I had a kernel error today and when i checked my logs:
Dec 1 16:23:18 wegeland esmith::event[2496]: expanding /etc/sysconfig/network-scripts/ifcfg-bond0
Dec 1 16:23:27 wegeland esmith::event[2496]: Running event handler: /etc/e-smith/events/bootstrap-console-save/S10rmmod-bonding
1 16:23:27 wegeland kernel: divert: freeing divert_blk for bond0
Dec 1 16:23:28 wegeland net.agent[2694]: remove event not handled
Dec 1 16:23:28 wegeland net.agent[2705]: remove event not handled
Dec 1 16:23:28 wegeland esmith::event[2496]: S10rmmod-bonding=action|Event|bootstrap-console-save|Action|S10rmmod-bonding|Start|1164986607 941924|End|1164986608 142442|Elapsed|0.200518
Dec 3 11:41:51 wegeland kernel: Ethernet Channel Bonding Driver: v2.6.3 (June 8, 2005)
Dec 3 11:41:33 wegeland rc.sysinit: Remounting root filesystem in read-write mode: succeeded
Dec 3 11:41:51 wegeland kernel: bonding: MII link monitoring set to 200 ms
Dec 3 11:41:34 wegeland lvm.static: 2 logical volume(s) in volume group main now active
Dec 3 11:41:51 wegeland kernel: divert: allocating divert_blk for bond0
So i'm back at square 1.
Well bonding started on december 1. and it's still on. I pasted december 3. because i noticed it then but i found the same commands on both days.
-
Ok sorry for reopening my old post but my bond problem (which dissaperaared after a while) just came back and i hade to reboot my server twice today.
-
Ok sorry for reopening my old post but my bond problem (which dissaperaared after a while) just came back and i hade to reboot my server twice today.

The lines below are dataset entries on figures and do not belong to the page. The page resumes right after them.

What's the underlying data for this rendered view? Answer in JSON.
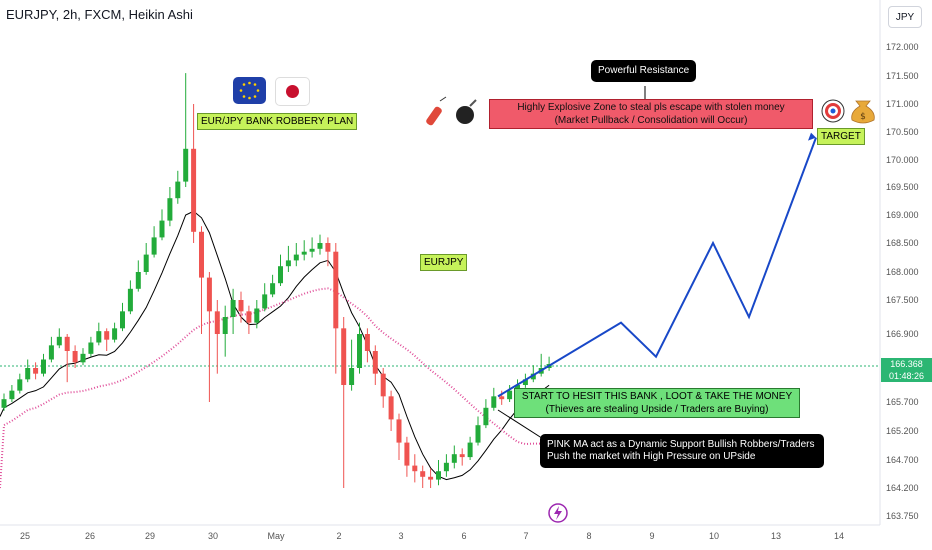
{
  "header": {
    "title": "EURJPY, 2h, FXCM, Heikin Ashi",
    "currency": "JPY"
  },
  "colors": {
    "bull": "#26a69a",
    "bullBright": "#22ab3a",
    "bear": "#ef5350",
    "ma_black": "#000000",
    "ma_pink": "#e0509a",
    "projection": "#1848c8",
    "priceLine": "#2bb673"
  },
  "annotations": {
    "pair_plan": "EUR/JPY BANK ROBBERY PLAN",
    "symbol": "EURJPY",
    "resistance": "Powerful Resistance",
    "zone_line1": "Highly Explosive Zone to steal pls escape with stolen money",
    "zone_line2": "(Market Pullback / Consolidation will Occur)",
    "target": "TARGET",
    "entry_line1": "START TO HESIT THIS BANK , LOOT & TAKE THE MONEY",
    "entry_line2": "(Thieves are stealing Upside / Traders are Buying)",
    "ma_line1": "PINK MA act as a Dynamic Support Bullish Robbers/Traders",
    "ma_line2": "Push the market with High Pressure on UPside"
  },
  "current_price": {
    "value": "166.368",
    "countdown": "01:48:26"
  },
  "chart_data": {
    "type": "candlestick",
    "title": "EURJPY, 2h, FXCM, Heikin Ashi",
    "y_axis": {
      "ticks": [
        "172.000",
        "171.500",
        "171.000",
        "170.500",
        "170.000",
        "169.500",
        "169.000",
        "168.500",
        "168.000",
        "167.500",
        "166.900",
        "165.700",
        "165.200",
        "164.700",
        "164.200",
        "163.750"
      ],
      "range": [
        163.75,
        172.0
      ]
    },
    "x_axis": {
      "ticks": [
        "25",
        "26",
        "29",
        "30",
        "May",
        "2",
        "3",
        "6",
        "7",
        "8",
        "9",
        "10",
        "13",
        "14"
      ]
    },
    "key_levels": {
      "current": 166.368,
      "target": 170.4
    },
    "candles": [
      {
        "o": 165.6,
        "c": 165.75,
        "h": 165.85,
        "l": 165.55
      },
      {
        "o": 165.75,
        "c": 165.9,
        "h": 166.0,
        "l": 165.7
      },
      {
        "o": 165.9,
        "c": 166.1,
        "h": 166.2,
        "l": 165.85
      },
      {
        "o": 166.1,
        "c": 166.3,
        "h": 166.45,
        "l": 166.05
      },
      {
        "o": 166.3,
        "c": 166.2,
        "h": 166.4,
        "l": 166.1
      },
      {
        "o": 166.2,
        "c": 166.45,
        "h": 166.55,
        "l": 166.15
      },
      {
        "o": 166.45,
        "c": 166.7,
        "h": 166.85,
        "l": 166.4
      },
      {
        "o": 166.7,
        "c": 166.85,
        "h": 167.0,
        "l": 166.65
      },
      {
        "o": 166.85,
        "c": 166.6,
        "h": 166.9,
        "l": 166.05
      },
      {
        "o": 166.6,
        "c": 166.4,
        "h": 166.7,
        "l": 166.3
      },
      {
        "o": 166.4,
        "c": 166.55,
        "h": 166.65,
        "l": 166.35
      },
      {
        "o": 166.55,
        "c": 166.75,
        "h": 166.85,
        "l": 166.5
      },
      {
        "o": 166.75,
        "c": 166.95,
        "h": 167.1,
        "l": 166.7
      },
      {
        "o": 166.95,
        "c": 166.8,
        "h": 167.0,
        "l": 166.6
      },
      {
        "o": 166.8,
        "c": 167.0,
        "h": 167.1,
        "l": 166.75
      },
      {
        "o": 167.0,
        "c": 167.3,
        "h": 167.45,
        "l": 166.95
      },
      {
        "o": 167.3,
        "c": 167.7,
        "h": 167.85,
        "l": 167.25
      },
      {
        "o": 167.7,
        "c": 168.0,
        "h": 168.2,
        "l": 167.65
      },
      {
        "o": 168.0,
        "c": 168.3,
        "h": 168.5,
        "l": 167.95
      },
      {
        "o": 168.3,
        "c": 168.6,
        "h": 168.8,
        "l": 168.25
      },
      {
        "o": 168.6,
        "c": 168.9,
        "h": 169.1,
        "l": 168.55
      },
      {
        "o": 168.9,
        "c": 169.3,
        "h": 169.5,
        "l": 168.8
      },
      {
        "o": 169.3,
        "c": 169.6,
        "h": 169.8,
        "l": 169.2
      },
      {
        "o": 169.6,
        "c": 170.2,
        "h": 171.55,
        "l": 169.5
      },
      {
        "o": 170.2,
        "c": 168.7,
        "h": 171.0,
        "l": 168.5
      },
      {
        "o": 168.7,
        "c": 167.9,
        "h": 168.8,
        "l": 166.9
      },
      {
        "o": 167.9,
        "c": 167.3,
        "h": 168.0,
        "l": 165.7
      },
      {
        "o": 167.3,
        "c": 166.9,
        "h": 167.5,
        "l": 166.2
      },
      {
        "o": 166.9,
        "c": 167.2,
        "h": 167.4,
        "l": 166.5
      },
      {
        "o": 167.2,
        "c": 167.5,
        "h": 167.7,
        "l": 166.9
      },
      {
        "o": 167.5,
        "c": 167.3,
        "h": 167.65,
        "l": 167.1
      },
      {
        "o": 167.3,
        "c": 167.1,
        "h": 167.4,
        "l": 166.9
      },
      {
        "o": 167.1,
        "c": 167.35,
        "h": 167.5,
        "l": 167.0
      },
      {
        "o": 167.35,
        "c": 167.6,
        "h": 167.8,
        "l": 167.3
      },
      {
        "o": 167.6,
        "c": 167.8,
        "h": 167.95,
        "l": 167.55
      },
      {
        "o": 167.8,
        "c": 168.1,
        "h": 168.3,
        "l": 167.75
      },
      {
        "o": 168.1,
        "c": 168.2,
        "h": 168.45,
        "l": 168.0
      },
      {
        "o": 168.2,
        "c": 168.3,
        "h": 168.5,
        "l": 168.1
      },
      {
        "o": 168.3,
        "c": 168.35,
        "h": 168.55,
        "l": 168.2
      },
      {
        "o": 168.35,
        "c": 168.4,
        "h": 168.6,
        "l": 168.25
      },
      {
        "o": 168.4,
        "c": 168.5,
        "h": 168.65,
        "l": 168.3
      },
      {
        "o": 168.5,
        "c": 168.35,
        "h": 168.6,
        "l": 168.1
      },
      {
        "o": 168.35,
        "c": 167.0,
        "h": 168.5,
        "l": 166.2
      },
      {
        "o": 167.0,
        "c": 166.0,
        "h": 167.2,
        "l": 164.2
      },
      {
        "o": 166.0,
        "c": 166.3,
        "h": 166.8,
        "l": 165.9
      },
      {
        "o": 166.3,
        "c": 166.9,
        "h": 167.1,
        "l": 166.2
      },
      {
        "o": 166.9,
        "c": 166.6,
        "h": 167.0,
        "l": 166.4
      },
      {
        "o": 166.6,
        "c": 166.2,
        "h": 166.7,
        "l": 166.0
      },
      {
        "o": 166.2,
        "c": 165.8,
        "h": 166.3,
        "l": 165.6
      },
      {
        "o": 165.8,
        "c": 165.4,
        "h": 165.9,
        "l": 165.2
      },
      {
        "o": 165.4,
        "c": 165.0,
        "h": 165.5,
        "l": 164.7
      },
      {
        "o": 165.0,
        "c": 164.6,
        "h": 165.1,
        "l": 164.4
      },
      {
        "o": 164.6,
        "c": 164.5,
        "h": 164.8,
        "l": 164.3
      },
      {
        "o": 164.5,
        "c": 164.4,
        "h": 164.6,
        "l": 164.2
      },
      {
        "o": 164.4,
        "c": 164.35,
        "h": 164.55,
        "l": 164.2
      },
      {
        "o": 164.35,
        "c": 164.5,
        "h": 164.7,
        "l": 164.25
      },
      {
        "o": 164.5,
        "c": 164.65,
        "h": 164.8,
        "l": 164.4
      },
      {
        "o": 164.65,
        "c": 164.8,
        "h": 164.95,
        "l": 164.55
      },
      {
        "o": 164.8,
        "c": 164.75,
        "h": 164.9,
        "l": 164.6
      },
      {
        "o": 164.75,
        "c": 165.0,
        "h": 165.1,
        "l": 164.7
      },
      {
        "o": 165.0,
        "c": 165.3,
        "h": 165.45,
        "l": 164.95
      },
      {
        "o": 165.3,
        "c": 165.6,
        "h": 165.75,
        "l": 165.25
      },
      {
        "o": 165.6,
        "c": 165.8,
        "h": 165.95,
        "l": 165.55
      },
      {
        "o": 165.8,
        "c": 165.75,
        "h": 165.9,
        "l": 165.65
      },
      {
        "o": 165.75,
        "c": 165.9,
        "h": 166.0,
        "l": 165.7
      },
      {
        "o": 165.9,
        "c": 166.0,
        "h": 166.1,
        "l": 165.85
      },
      {
        "o": 166.0,
        "c": 166.1,
        "h": 166.2,
        "l": 165.95
      },
      {
        "o": 166.1,
        "c": 166.2,
        "h": 166.35,
        "l": 166.05
      },
      {
        "o": 166.2,
        "c": 166.3,
        "h": 166.55,
        "l": 166.15
      },
      {
        "o": 166.3,
        "c": 166.37,
        "h": 166.5,
        "l": 166.25
      }
    ],
    "projection": [
      [
        165.8,
        0
      ],
      [
        167.1,
        1
      ],
      [
        166.5,
        2
      ],
      [
        168.5,
        3
      ],
      [
        167.2,
        4
      ],
      [
        170.4,
        5
      ]
    ]
  }
}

Bug 2130 (http://bugs.contribs.org/show_bug.cgi?id=2130)
-
Yes this is my bug post. And i didn't get any reply. And it's hard to live with this problem if your internet connection dies twice a day.
-
bpivk
> And i didn't get any reply.
You did get replies and you were asked to provide full details, which you have not done.
Charlie wants log entries pertinent to the problem you see and entries/information that show it is a bond0 problem. Do you get any error messages ? If so quote these exactly, and also give log file entries from the times those errors occurred.
Start with looking in the /var/log/messages file and also look in others for relevant info.
Quoting:
"Please provide full details of the kernel panic, including exactly when it
occurs. What tells you that it is bond0 which causes the kernel panic?"
-
Well i did search my logs and i didn't find any references to my problem. Some of the logs are posted above (on page 1) and some of the errors (including those that i had today) aren't even loged. Or i can't find them.
-
bpivk
> Some of the logs are posted above (on page 1)
You should post those log entries to the bug tracker (as an attachment). Make it easy for the developers so they don't need to waste time finding & reading forum posts.
> ..some of the errors (including those that i had today) aren't even loged.
You should at least quote the error messages verbatim including the ones you received today (in bugzilla, not here).
If you can't find log entries or don't know where to look, then say so or ask in bugzilla (not here). The developers will guide you re the information to provide, but you must be willing to follow up your original complaint with supporting information.
You can't just say "no one answered me" when you have provided very little information, and not followed up on requested information.
The developers are waiting for your follow up information before they will answer further.
I believe it is standard policy that developers don't waste their time on bug reports that have no follow up feedback provided.
-
Did you check the bugtracker lately?
-I didn't reply because i had problems with my modem.
-I posted two logs (i have mentioned and posted a link to my logs in one of my first posts but if you want it posted then ok).
-I can find the messages that are logged, but some of them aren't.
You can't just say "no one answered me"
Can you quote me on this statement? I didn't get a reply like i don't like links. I did what you told me as soon as i fixed my modem.